Ate Malou hopes that she can bring in other programs for children to keep them at home. “Otherwise, what can they do there? They want to leave the house instead of learning. We want parents to gather their children and give them lessons or activities to occupy their minds, like art projects indoors.” She and her family do that with her grandchildren. Admittedly, she observes, it goes against social distancing at home but it keeps children busy.
Ate Malou concludes, “In our place we are doing what we can to coordinate with the government. We are ready, organized, and empowered. We trust that the government will do its best to fulfill its duties so we can survive.”
The interviewer reflects
The COVID-19 pandemic has shown us the staggering disparity of realities Filipinos face. This is evident in social class differences configured by an economy that prioritizes profit for a few over quality of life of all. Amid this unequal divide, people have expressed divisive sentiments over the government’s actions to address the health crisis and contingent economic recession.
Ate Malou’s stories told to me from March 22 to April 21 illustrate how, at the level of the barangay, leaders are making deliberate choices for the good of those in need, and are willing to do the work necessary to surmount the crisis. Strong women leaders like her also encourage patience and the importance of moral issues like priority to the more disadvantaged among them to the extent of self-sacrifice. Considering the pre-existing life-threatening conditions that have subjected poorer communities to a precarious way of life long before COVID-19 happened, they are doing what they can collectively to help everyone.
Balikatan’s active women contribute greatly to mutual help and solidarity. They make a point of monitoring government programs in their community to ensure proper and fair implementation. The importance of local groups organizing themselves as part of the barangay’s civil society component comes to the fore.

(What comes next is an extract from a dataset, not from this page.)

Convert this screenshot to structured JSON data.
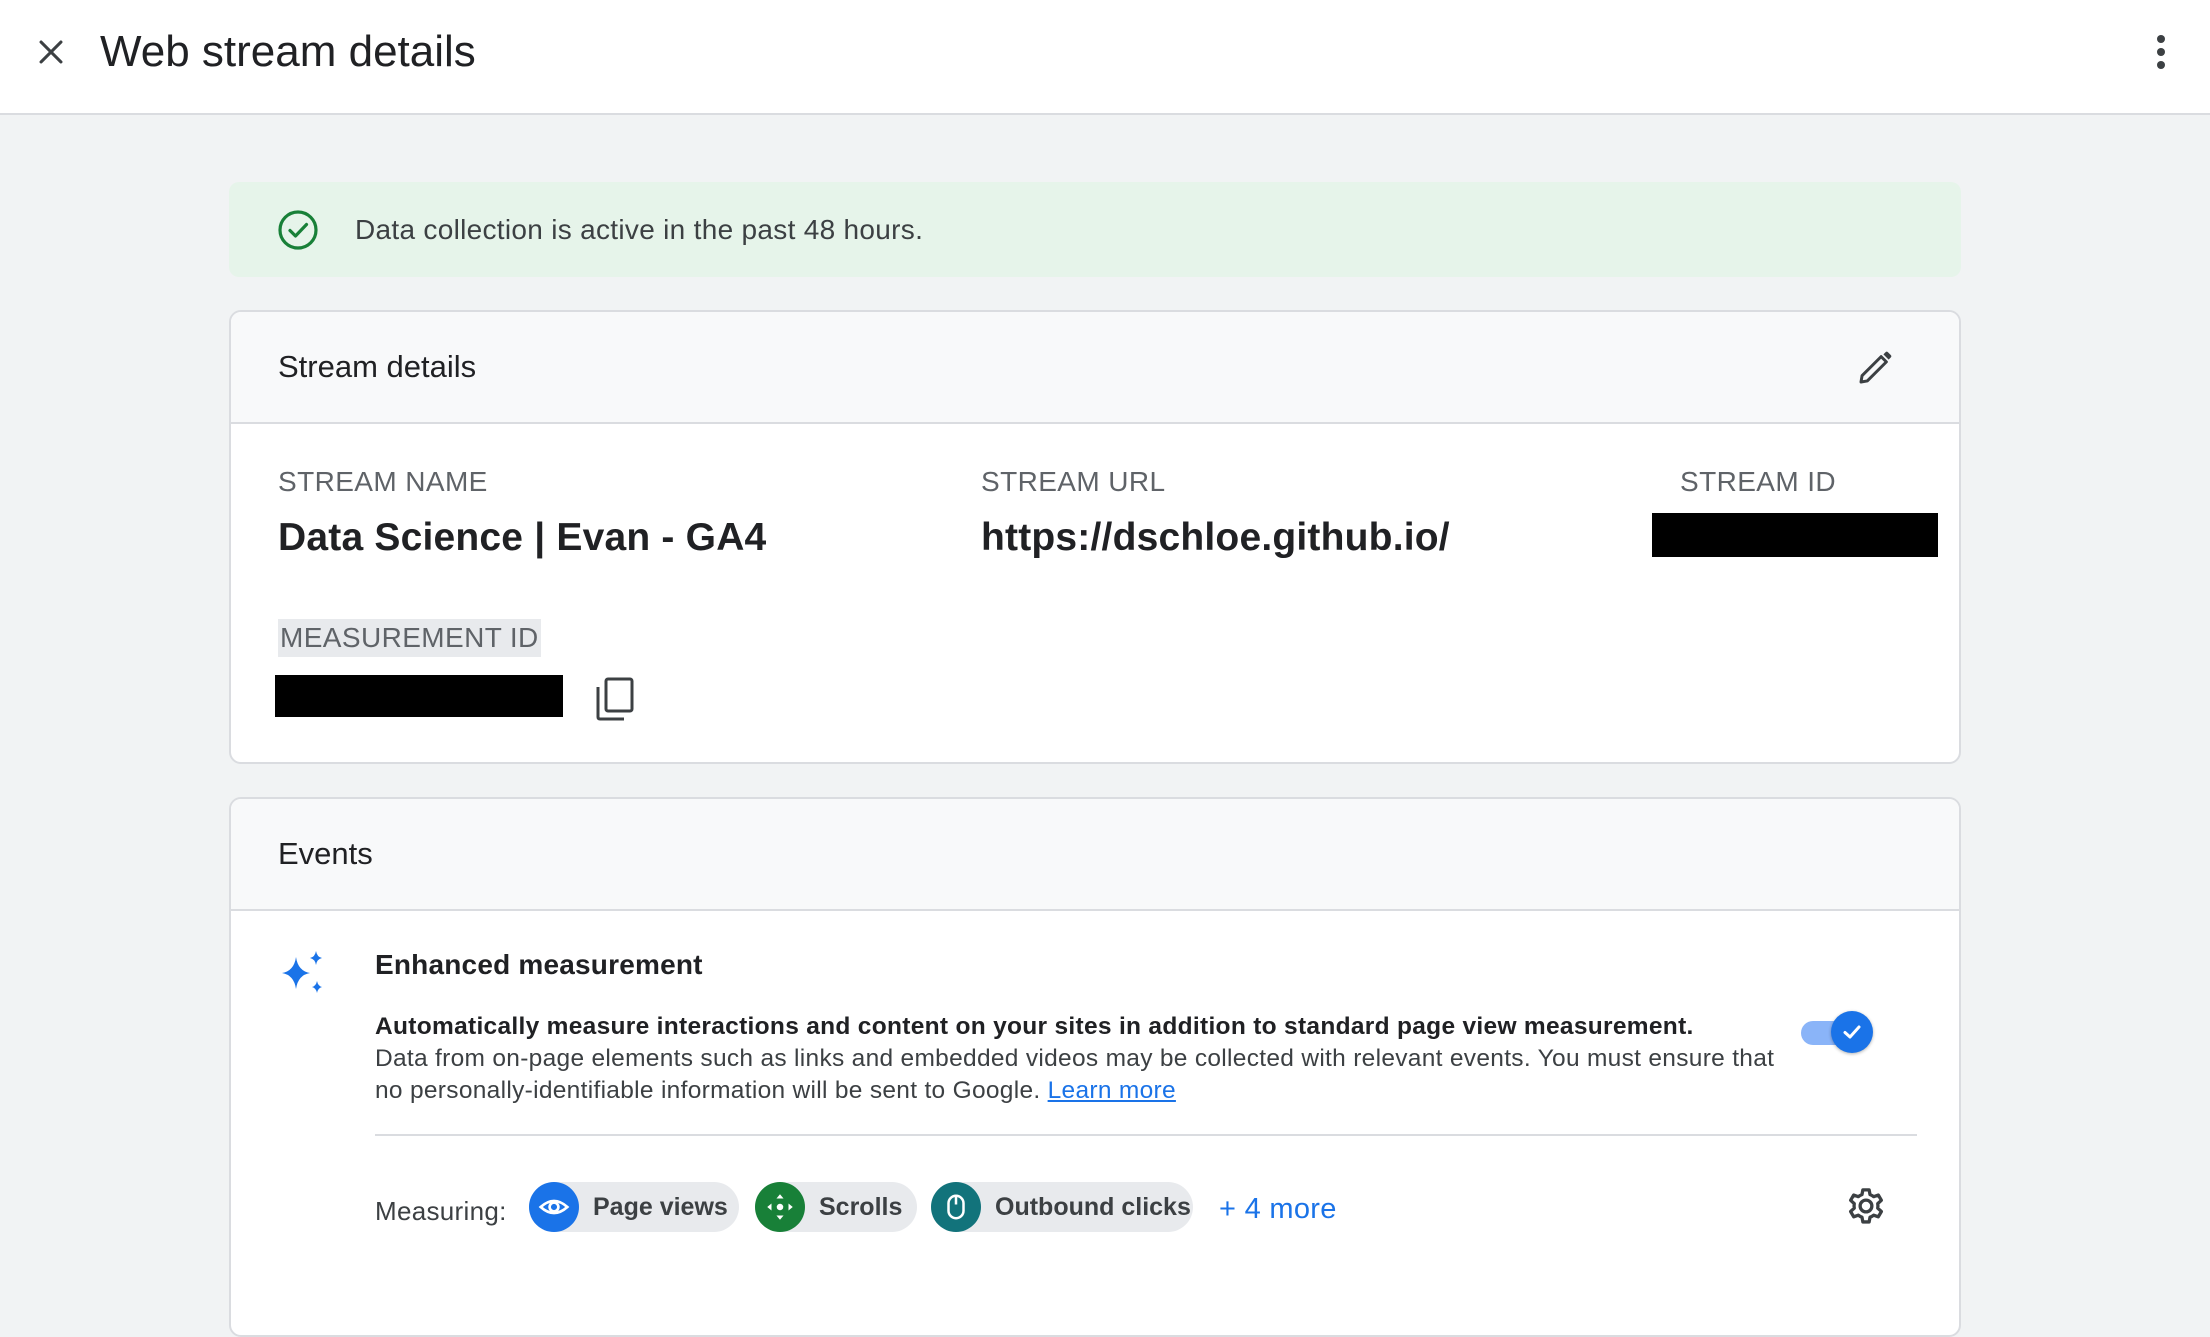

While leaders walking around the community may endanger their health, it seems like the looseness of physical distancing for local leaders at least can be quite beneficial to their social situation. As a group in Brgy 178 who learned the lessons of issue-based community organizing from UPA, their NGO partner, Balikatan retained previously established clusters which figured out how the Social Amelioration Program money could be allocated fairly among them. This consensus strategy thereby avoided the usual complaints of favoritism and unfairness. Since the proximity-based groups serve as the first touch-point to each household, neighborhood clusters can to form their own workable practices of solidarity, and exercise their chosen strategies for agency and survival to make sure everyone’s needs are met. Barangay governance benefits from partnering with these community organizations with their active women leaders and members. – Rappler.com
Marilou Aquino is a housewife and community leader. She was Business Manager of Camarin Balikatan Community Association Inc. for 11 years before becoming its Secretary in 2011. In 2004 the Caloocan Mayor appointed her a Sitio Uno leader of Brgy 178.
Regina Bautista is pursuing a PhD in Anthropology at the University of the Philippines-Diliman. She is a lecturer in ballet and dance studies, and is Managing Director of the Cultural Center of the Philippines Choreographers Series.
Bautista was introduced to and interviewed Aquino through Urban Poor Associates as part of the Engaged Anthropology class of Prof. Mary Racelis. Aquino verified and approved the write-up prepared by Bautista. The authors would also like to acknowledge Prof. Racelis’ guidance and feedback throughout the writing of this article.